"Les humains ne sont pas très doués pour prédire ce qui va les rendre heureux"
Par Le pôle Édition de France Inter
De nombreuses recherches ont étudié le lien entre le revenu et le sentiment de bonheur. On constate un effet du revenu sur le bien-être - l'argent contribue au bonheur, oui mais seulement dans une certaine mesure. Rébecca Shankland, psychologue, fait le point dans "Grand bien vous fasse".
Rébecca Shankland : "On s'aperçoit dans les recherches que le fait de manquer d'argent représente vraiment un facteur de stress très important : à la fois un stress par rapport à sa propre survie, à sa propre santé, mais aussi à celle des proches, au développement de ses enfants. Pour certaines familles, c'est vraiment un stress permanent ; on voit bien que c'est une entrave forte à la question du bonheur.
Mais une fois que la sécurité matérielle est assurée, finalement on s'aperçoit que l'argent est assez faiblement corrélé au bonheur. Donc le surplus d'argent, on va dire, par rapport à cette sécurité matérielle, est assez faiblement corrélé au bonheur.
Alors qu'il pourrait l'être parce qu’on s'aperçoit que l'argent souvent est utilisé pour des choses qui, au final, ne sont pas celles qui apportent le plus de bonheur.
Un exemple : il y a un certain nombre de recherches qui ont été menées par Elizabeth Dunn qui ont mis en évidence que les humains ne sont pas très doués pour prédire ce qui va les rendre heureux.
On a l'impression que le fait de s'acheter des biens matériels, par exemple, va nous faire du bien. Et d'ailleurs souvent, quand quelqu'un passe une période difficile, on lui dit "Offre-toi quelque chose", on pense que ça peut renforcer ce sentiment de bien-être. Alors qu'en réalité, non seulement c'est très éphémère, mais plus l'argent est présent, plus ça va diminuer notre capacité à savourer les bons moments ou à savourer les choses positives que l'on rencontre.

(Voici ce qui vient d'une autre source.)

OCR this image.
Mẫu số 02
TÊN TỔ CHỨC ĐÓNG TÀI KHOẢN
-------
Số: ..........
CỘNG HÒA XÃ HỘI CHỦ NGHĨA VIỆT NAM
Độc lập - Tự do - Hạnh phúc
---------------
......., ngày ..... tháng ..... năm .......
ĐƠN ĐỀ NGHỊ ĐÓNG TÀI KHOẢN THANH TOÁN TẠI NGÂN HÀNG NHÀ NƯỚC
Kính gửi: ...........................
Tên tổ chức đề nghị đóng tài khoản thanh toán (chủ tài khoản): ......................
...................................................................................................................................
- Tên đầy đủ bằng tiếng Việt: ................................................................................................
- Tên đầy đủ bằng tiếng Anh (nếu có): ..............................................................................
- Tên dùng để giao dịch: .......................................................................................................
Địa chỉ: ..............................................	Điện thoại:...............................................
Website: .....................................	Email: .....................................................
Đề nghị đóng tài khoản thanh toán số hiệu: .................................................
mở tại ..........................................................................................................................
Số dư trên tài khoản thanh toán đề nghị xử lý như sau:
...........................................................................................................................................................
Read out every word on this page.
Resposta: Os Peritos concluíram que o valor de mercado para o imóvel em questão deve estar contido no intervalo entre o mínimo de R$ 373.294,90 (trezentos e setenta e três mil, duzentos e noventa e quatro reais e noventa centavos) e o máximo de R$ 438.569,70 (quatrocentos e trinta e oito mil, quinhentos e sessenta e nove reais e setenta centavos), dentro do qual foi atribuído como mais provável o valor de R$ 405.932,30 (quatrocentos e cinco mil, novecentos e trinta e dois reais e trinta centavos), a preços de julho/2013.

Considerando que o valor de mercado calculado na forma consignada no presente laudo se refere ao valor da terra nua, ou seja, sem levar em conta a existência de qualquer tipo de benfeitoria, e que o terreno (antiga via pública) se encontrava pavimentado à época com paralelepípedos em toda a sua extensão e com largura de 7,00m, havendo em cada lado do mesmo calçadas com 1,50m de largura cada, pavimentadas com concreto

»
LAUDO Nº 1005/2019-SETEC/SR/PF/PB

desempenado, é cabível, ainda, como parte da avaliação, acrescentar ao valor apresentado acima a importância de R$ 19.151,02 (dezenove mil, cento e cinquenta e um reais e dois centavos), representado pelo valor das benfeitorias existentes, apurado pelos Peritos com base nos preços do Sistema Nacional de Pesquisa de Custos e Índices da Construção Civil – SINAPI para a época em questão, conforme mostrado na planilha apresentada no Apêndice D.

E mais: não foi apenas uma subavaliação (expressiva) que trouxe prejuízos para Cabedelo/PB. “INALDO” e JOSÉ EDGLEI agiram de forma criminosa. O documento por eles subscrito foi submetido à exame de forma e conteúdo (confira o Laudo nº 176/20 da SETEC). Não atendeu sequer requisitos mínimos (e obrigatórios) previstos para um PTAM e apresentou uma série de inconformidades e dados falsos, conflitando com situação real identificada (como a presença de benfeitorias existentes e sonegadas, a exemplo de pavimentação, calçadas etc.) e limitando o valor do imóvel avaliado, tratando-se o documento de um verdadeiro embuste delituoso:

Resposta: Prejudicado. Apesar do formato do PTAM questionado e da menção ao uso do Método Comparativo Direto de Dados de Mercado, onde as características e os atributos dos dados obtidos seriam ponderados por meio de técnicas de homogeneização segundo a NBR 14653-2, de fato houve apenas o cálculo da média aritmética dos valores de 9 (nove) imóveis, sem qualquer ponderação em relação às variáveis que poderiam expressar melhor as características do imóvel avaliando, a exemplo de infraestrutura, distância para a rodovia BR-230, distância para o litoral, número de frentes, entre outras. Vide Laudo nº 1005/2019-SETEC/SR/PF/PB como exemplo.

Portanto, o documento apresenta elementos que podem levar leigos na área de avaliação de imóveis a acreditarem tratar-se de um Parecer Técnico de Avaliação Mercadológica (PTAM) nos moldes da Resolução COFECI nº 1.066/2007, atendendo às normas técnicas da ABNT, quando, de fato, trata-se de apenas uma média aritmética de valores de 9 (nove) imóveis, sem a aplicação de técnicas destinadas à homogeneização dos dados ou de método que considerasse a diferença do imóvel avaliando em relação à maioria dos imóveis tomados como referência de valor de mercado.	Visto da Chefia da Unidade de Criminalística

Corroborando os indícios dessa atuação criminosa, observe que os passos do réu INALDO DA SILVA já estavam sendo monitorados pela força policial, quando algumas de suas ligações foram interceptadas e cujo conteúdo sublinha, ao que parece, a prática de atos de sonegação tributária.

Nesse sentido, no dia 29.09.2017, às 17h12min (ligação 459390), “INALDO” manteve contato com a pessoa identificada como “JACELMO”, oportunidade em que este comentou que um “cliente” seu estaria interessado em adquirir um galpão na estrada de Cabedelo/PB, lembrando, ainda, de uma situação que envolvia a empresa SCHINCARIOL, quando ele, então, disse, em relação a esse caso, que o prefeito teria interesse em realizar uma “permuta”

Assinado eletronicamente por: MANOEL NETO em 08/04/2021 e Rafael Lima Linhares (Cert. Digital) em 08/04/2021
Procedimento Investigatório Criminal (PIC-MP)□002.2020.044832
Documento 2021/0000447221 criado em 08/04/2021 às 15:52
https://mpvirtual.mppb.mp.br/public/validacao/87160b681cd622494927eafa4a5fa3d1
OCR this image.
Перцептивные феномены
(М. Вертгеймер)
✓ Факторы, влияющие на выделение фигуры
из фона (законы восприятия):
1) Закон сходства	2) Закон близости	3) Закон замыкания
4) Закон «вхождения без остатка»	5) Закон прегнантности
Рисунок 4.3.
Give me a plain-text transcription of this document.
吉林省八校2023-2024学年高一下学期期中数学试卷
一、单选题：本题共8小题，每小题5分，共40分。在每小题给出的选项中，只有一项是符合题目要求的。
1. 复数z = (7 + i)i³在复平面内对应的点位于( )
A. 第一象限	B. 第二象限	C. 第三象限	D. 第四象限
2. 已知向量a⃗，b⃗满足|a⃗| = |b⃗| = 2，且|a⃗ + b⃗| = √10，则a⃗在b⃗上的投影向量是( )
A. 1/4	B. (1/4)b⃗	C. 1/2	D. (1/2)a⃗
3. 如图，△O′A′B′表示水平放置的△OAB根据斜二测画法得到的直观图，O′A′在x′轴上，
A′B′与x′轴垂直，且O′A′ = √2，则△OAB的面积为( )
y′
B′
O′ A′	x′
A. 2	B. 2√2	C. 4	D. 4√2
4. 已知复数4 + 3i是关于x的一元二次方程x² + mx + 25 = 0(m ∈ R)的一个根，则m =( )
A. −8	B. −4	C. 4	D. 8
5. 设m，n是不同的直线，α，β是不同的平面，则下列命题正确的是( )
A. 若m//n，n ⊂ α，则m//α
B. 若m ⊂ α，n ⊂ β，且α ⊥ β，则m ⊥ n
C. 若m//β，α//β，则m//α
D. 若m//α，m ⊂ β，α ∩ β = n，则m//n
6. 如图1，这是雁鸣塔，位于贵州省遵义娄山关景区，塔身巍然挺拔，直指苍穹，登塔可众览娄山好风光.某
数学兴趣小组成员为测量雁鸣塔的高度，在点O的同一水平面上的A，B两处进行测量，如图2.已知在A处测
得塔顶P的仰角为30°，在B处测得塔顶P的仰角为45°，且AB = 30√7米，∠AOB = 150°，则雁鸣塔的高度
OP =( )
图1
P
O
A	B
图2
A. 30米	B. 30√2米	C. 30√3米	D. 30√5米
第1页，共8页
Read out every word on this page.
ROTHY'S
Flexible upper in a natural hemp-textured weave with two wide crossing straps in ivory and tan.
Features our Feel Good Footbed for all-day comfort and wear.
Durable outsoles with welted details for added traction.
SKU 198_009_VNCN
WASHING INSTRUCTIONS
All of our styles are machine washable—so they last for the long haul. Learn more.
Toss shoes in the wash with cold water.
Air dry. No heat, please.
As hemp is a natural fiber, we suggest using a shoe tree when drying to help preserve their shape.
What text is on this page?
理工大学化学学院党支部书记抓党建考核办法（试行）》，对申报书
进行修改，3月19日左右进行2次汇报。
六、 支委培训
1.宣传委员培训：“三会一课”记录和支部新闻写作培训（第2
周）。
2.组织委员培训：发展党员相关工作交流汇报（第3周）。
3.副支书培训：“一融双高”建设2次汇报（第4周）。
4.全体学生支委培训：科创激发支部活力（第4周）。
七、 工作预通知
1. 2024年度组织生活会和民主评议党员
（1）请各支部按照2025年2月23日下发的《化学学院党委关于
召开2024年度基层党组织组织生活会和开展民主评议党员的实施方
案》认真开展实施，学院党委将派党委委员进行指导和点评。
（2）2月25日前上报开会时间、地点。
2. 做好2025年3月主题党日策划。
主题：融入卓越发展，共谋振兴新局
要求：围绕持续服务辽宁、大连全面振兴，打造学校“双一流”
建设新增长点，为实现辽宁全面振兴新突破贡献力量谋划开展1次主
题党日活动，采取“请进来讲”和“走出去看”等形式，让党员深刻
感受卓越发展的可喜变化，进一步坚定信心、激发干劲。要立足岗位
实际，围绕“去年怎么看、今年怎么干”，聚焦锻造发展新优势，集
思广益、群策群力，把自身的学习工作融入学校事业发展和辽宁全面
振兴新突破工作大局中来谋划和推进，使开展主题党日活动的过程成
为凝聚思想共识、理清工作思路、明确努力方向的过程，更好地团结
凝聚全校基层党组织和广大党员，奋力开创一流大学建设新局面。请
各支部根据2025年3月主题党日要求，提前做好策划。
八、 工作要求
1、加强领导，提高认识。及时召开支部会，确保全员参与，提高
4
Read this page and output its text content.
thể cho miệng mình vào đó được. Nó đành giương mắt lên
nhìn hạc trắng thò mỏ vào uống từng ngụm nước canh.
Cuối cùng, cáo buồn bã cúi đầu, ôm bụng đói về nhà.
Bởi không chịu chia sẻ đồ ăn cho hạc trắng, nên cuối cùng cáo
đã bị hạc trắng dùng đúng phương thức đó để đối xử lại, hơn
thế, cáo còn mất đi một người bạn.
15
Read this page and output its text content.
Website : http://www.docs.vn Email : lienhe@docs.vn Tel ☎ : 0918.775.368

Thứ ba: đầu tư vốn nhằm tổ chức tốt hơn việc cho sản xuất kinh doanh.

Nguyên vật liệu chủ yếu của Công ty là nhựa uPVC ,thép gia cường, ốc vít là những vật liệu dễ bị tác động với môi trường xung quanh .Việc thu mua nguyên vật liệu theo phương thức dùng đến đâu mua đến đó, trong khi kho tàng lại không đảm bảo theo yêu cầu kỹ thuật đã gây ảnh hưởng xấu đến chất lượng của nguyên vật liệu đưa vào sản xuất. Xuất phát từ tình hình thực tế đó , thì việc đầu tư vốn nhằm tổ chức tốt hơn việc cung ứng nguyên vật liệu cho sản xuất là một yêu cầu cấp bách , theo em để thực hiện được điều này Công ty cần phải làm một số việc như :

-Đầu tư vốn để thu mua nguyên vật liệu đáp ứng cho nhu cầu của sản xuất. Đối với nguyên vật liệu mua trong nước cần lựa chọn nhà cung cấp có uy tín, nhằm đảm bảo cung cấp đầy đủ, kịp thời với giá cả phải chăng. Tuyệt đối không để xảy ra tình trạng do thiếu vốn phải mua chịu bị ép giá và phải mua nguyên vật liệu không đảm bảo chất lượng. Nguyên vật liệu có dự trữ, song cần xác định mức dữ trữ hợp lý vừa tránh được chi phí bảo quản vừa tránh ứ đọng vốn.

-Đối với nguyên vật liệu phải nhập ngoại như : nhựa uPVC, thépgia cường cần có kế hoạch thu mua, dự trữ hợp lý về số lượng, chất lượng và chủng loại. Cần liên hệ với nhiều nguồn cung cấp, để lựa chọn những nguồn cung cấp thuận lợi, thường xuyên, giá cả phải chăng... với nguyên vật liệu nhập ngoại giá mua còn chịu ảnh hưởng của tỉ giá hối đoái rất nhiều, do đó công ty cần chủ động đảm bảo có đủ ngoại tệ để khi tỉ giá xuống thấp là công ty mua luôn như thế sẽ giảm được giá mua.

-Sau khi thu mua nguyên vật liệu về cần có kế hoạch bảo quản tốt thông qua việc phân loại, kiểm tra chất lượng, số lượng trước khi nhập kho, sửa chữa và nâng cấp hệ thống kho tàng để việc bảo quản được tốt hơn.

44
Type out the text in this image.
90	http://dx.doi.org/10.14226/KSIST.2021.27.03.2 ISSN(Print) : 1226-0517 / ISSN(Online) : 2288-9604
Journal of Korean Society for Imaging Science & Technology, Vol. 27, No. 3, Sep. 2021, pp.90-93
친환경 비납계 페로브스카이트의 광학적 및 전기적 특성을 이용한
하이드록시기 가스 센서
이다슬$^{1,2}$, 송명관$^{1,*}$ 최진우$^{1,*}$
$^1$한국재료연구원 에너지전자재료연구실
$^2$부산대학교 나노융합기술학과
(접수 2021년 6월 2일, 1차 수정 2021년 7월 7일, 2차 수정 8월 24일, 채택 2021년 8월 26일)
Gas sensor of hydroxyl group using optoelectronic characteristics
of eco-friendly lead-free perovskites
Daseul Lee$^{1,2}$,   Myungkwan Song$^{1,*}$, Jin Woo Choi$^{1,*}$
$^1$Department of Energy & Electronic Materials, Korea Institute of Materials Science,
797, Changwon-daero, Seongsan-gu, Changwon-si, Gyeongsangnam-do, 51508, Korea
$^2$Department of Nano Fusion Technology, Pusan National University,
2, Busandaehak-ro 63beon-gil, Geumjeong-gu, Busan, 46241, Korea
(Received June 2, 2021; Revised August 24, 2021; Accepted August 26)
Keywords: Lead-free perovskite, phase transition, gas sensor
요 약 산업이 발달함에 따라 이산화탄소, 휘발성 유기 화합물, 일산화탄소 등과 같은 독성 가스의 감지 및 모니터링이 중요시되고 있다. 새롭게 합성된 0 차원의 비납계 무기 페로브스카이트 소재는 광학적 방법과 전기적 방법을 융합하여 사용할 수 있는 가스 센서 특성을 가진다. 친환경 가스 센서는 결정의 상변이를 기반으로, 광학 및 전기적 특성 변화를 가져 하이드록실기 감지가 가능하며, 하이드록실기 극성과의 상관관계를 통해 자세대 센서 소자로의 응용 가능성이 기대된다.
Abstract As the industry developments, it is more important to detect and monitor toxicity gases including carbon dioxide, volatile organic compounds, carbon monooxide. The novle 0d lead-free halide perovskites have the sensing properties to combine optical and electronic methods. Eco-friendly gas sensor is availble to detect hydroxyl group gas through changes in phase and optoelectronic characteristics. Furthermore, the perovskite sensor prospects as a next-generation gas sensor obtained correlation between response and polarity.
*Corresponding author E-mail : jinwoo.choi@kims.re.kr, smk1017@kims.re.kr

Donc, l'argent est à la fois une aide lorsqu'on a des besoins matériels, mais une entrave lorsqu'il y a beaucoup d'argent à disposition.
Et on est aussi soumis au phénomène d'adaptation hédonique : les humains s'adaptent très rapidement à tout ce qui est agréable, confortable et vont chercher toujours plus, toujours mieux. C'est intarissable, cette recherche de biens matériels, de confort, etc.
Ce qui a été mis en évidence également, c'est qu'on a plus tendance tendance à être à la recherche d'un plaisir immédiat. Or, on a plus de sentiment de bonheur lorsqu'on anticipe un plaisir qui va arriver plus tard - par exemple si je sais que dans quelques mois, on pourra partir à tel endroit où on pourra se reposer, etc, : le fait d'y penser régulièrement m'apporte du bien être au quotidien, alors que pouvoir prendre immédiatement l'avion pour partir à l'autre bout de la planète pour un oui ou pour un non, cela apporte en fait moins de bonheur.
Donc il y a ces différentes entraves qui montrent que finalement, oui, l'argent pourrait contribuer à plus de bonheur mais il y contribue surtout lorsqu'on utilise cet argent pour bénéficier à d'autres personnes.
Lorsqu'on va être attentif au bonheur d'autres personnes, ça a beaucoup plus d'effet sur notre bonheur personnel puisque ça va augmenter notre sentiment d'utilité sociale, le sentiment que la vie a du sens, le sentiment d'être en accord avec ses valeurs pro-sociales ou pro-environnementales. Et lorsqu'on en fait, ça va avoir des effets beaucoup plus durables.
Imaginons : vous trouvez par exemple 200 € dans la rue. Bien sûr, sur le coup, vous avez des émotions positives. Vous décidez de vous acheter quelque chose qui vous fait vraiment plaisir. Ça vous fait plaisir sur le moment. Mais imaginons que vous vous dites "Ces 200 €, je vais les utiliser pour aider à la scolarisation d'une jeune fille au Népal". En fait, cette action, vous allez pouvoir y repenser toute l'année et ça va avoir les mêmes effets de manière durable.
C'est vraiment cette idée qu'on pense que de se faire plaisir tout de suite, ça va apporter plus de plaisir, mais en réalité, c'est vraiment le pouvoir d'apporter quelque chose à d'autres qui a plus d'effet.
Les recherches montrent que les plaisirs intenses sont associés à moins de bien-être que des petits plaisirs du quotidien, et notamment ceux qui sont du côté du bien-être eudémonique, qui est lié au sens, au prendre soin".